Pennsylvania State University in the United States released a blog post on August 8, its computer science team invented a new “wireless tapping” technology, combined with AI and millimeter-wave radar sensors, which can transcribe the content of a conversation within a range of three meters, with an accuracy of about 60%.
IT之家 reported that the technology uses a millimeter-wave radar sensor to remotely detect the vibrations of a mobile phone, collecting the tiny surface movements of the device caused by the voice played by the earphone when it is about 3 meters away from the phone, and then inputting the captured vibration signal into the open-source voice recognition model “Whisper”.

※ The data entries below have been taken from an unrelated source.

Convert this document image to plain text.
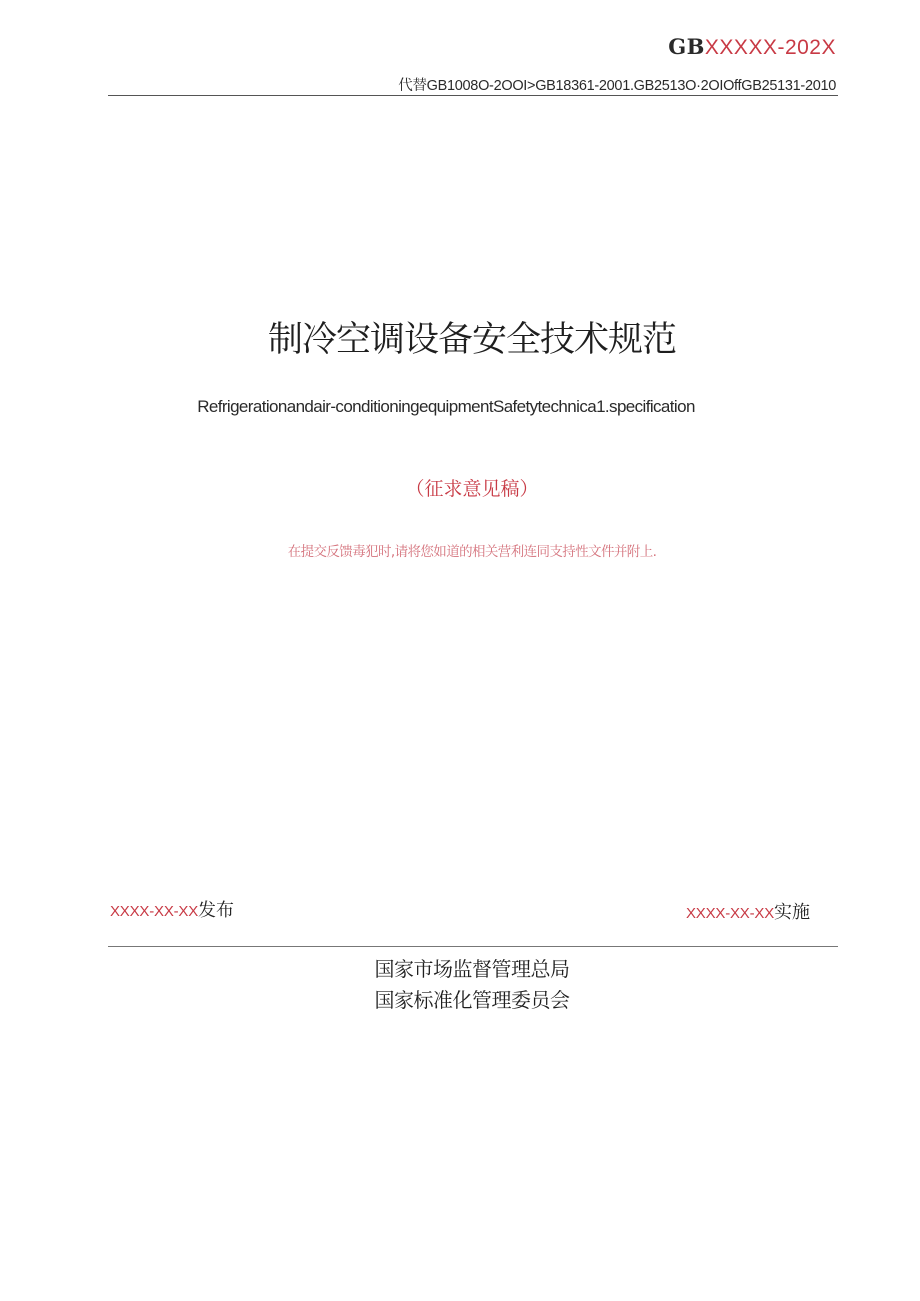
GBXXXXX-202X
代替GB1008O-2OOI>GB18361-2001.GB2513O·2OIOffGB25131-2010
制冷空调设备安全技术规范
Refrigerationandair-conditioningequipmentSafetytechnica1.specification
（征求意见稿）
在提交反馈毒犯时,请将您如道的相关营利连同支持性文件并附上.
XXXX-XX-XX发布	XXXX-XX-XX实施
国家市场监督管理总局
国家标准化管理委员会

Due to the low quality of radar signals and large noise, researchers used the “Low-Rank Adaptation” (LRA), a method that fine-tunes only a small portion of the parameters of the machine learning model, to quickly adapt to new data sources or tasks. They only fine-tuned 1% of the model’s parameters to efficiently identify the data collected by the radar.

First author Suryoday Basak, Image source Pennsylvania State University, USA.
Eventually, the system is able to transcribe mobile phone call content into text with an accuracy of up to 60 percent and a vocabulary size of up to 10,000 words. Compared to the team’s previous achievement in 2022, which could only recognize a few preset words, this new technology significantly enhances the feasibility of practical applications. The study shows that even with recognition errors, it is still possible to infer key words and some content of the call through manual correction such as supplementing context.
It is worth noting that this technology is currently limited to academic research and has not yet been commercialized. Researchers emphasize that their goal is to warn the public about the future possibility of remotely eavesdropping on mobile phone calls and to urge users to be more vigilant when making sensitive calls.